Saturday, October 22, 2005

Butterfingers Meets Wolf


There is little I fear about travelling and being alone. I'm no stranger to my own company, nor to foreign streets and neighbourhoods. In fact, most of the time, I'm simply skipping along through the woods like the freckle-faced girl in a red velvet hood on her way to see her grandma. That is until she meets the big bad wolf.

In this case, my proverbial big bad wolf wasn't actually all that big. Or bad. I did nevertheless lose a few freckles from our meeting at the basement carpark last Friday evening, and the one handshake that was extended to me, I wish now that I hadn't accepted.

The basement of my building serves not only as a carpark, but has a few storage and workrooms/sheds for its residents. I have the luxury of parking pretty close to the entrance of the lifts, but of late, I've been coming home from work to find an old man working in his shed almost directly behind my parking space. I hate that he insists on talking to me every single time we cross paths, but figuring he was an owner-occupant in this building and merely wanted to get to know the neighbours, I reluctantly obliged. By the 2nd meeting, I realised he was more than friendly. He was senile.

On Friday, i came home as usual. I noticed the shed opened, but instead of the old man, there was a younger man, standing outside my car waiting for me to come out. I stalled as long as I could, but if only I had brains larger than a fairytale girl's at the time, I would have panicked sooner, realised that I needn't put up with this, and driven away. Afterall, there were plenty of visitors' parking spaces outside. But no. I was a fairytale girl in fairyland where all endings are inevitably happy, so I came out of the car with my fairy godmother in tow.

He extended his hand and introduced himself as Paul. He looked normal at first, but his speech tells me he has a mental problem. What kinda place IS this? I introduced myself in a firm, but bright manner as I would greet anyone, and took his hand. He held on and wouldn't let me go. He looked at me with glazed eyes, slouched posture and slurred speech and wouldn't let go of my hand. My heart sank.

Still in semi-fairyland oblivion, I kept surprisingly calm, and finally I yanked my hand out of his grip. Then he says: "Boyfriend? Boyfriend?"

Three thoughts in one second: "Was he speaking to me like that because I was Asian, thus would only understand simple, broken English - kinda like 'taxi? taxi?'", "Is he asking if I had a boyfriend?", or "Is he asking to BE my boyfriend?" - Either way, i don't wanna know what he wants!

Whilst he continued to initiate more questions, I gave him mono-syllable answers as I hurriedly got my things out of the car, but God help me, everything was slipping through my fingers. I was weak with fear physically before the reality reached my head. I couldn't open any door quick enough, keys were finding the floor and wouldn't fit key holes.

I got into my apartment, slapped myself a few times, then exchanged stories with the apartment manager over the phone. According to her, Paul has a mental illness, but is harmless, although he's been specifically instructed to 'stay away from girls'. The old man is his father - an Alzheimer's Disease sufferer. As for me, I get a new carpark space on a different level.

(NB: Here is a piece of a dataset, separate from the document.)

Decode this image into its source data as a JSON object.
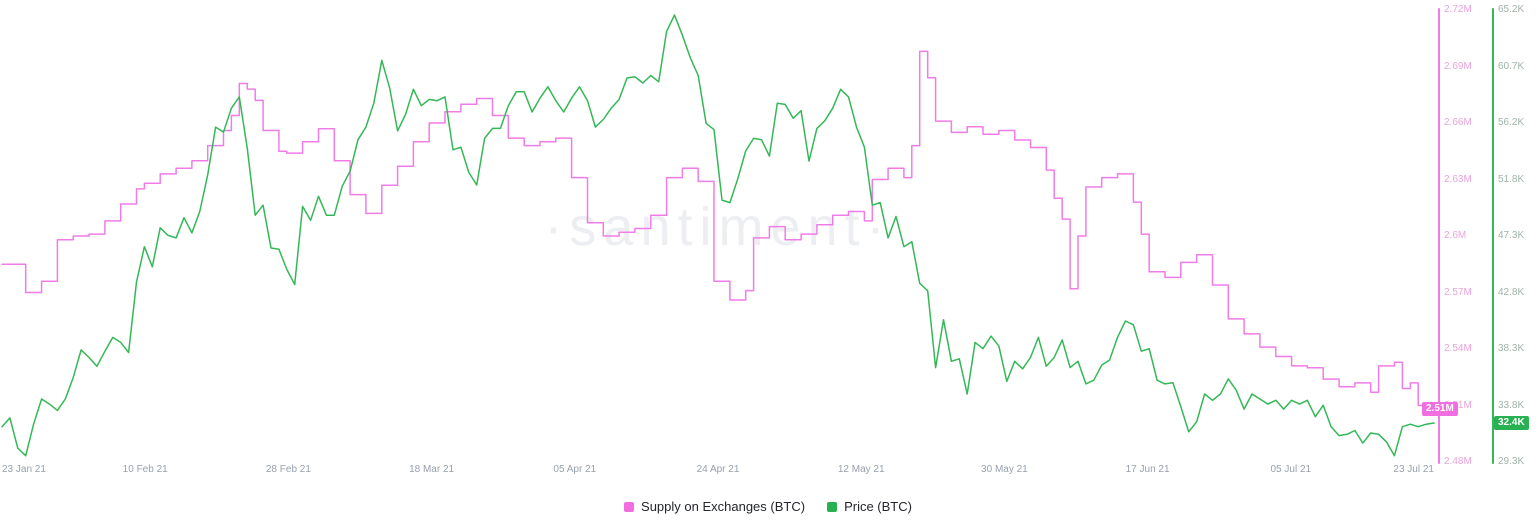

I know now that I should have done things differently, but all I had in my head at that time was that I shouldn't discriminate against people with mental illness. They probably do know that they're different, and treating them as such might only drive them to anger, or perhaps violence. The last thing i wanted to do was upset him. More than anything, I realise how terribly ill-equipped I am of handling such situations. How will I know, if it happens again, whether I'd instinctively protect the other person's feelings, or learn first to protect my own well-being? If there are any girls (or guys) who have been in a similiar situation, I'd really like to hear about how you dealt with it.

Good and safe night to you all.

2 Comments:

Anonymous Anonymous said...

Hey, your mum was here at my house and she was just talking about this case. It was so brave of you to shake his hand, if for me, I think I'd go back into the car and drive off asap. Thank goodness you're alright. Were you feeling low/tired/stressed that day? I believe that whatever happens to you, you're responsible of attracting it to you. Your meet up with the mental guy probably was due to your thoughts, whatever that was on your mind matched what was on the guy's mind. So, that's why you met him that day. This is what we call the Law of Attraction. It's the same with accidents, robberies, murder cases etc. When you're in a dark place, tell yourself 'I'd be safe.' instead of 'I hope there won't be any thiefs around'. The thought of theifs would attract real thieves to you. Whether you believe it or not, it's true. Test it out and you'd be safe. Take care and becareful.

12:33 am  
Anonymous Anonymous said...

if he hurt u i'll kick his ass. mental or not. good call on talking to the building manager straight away.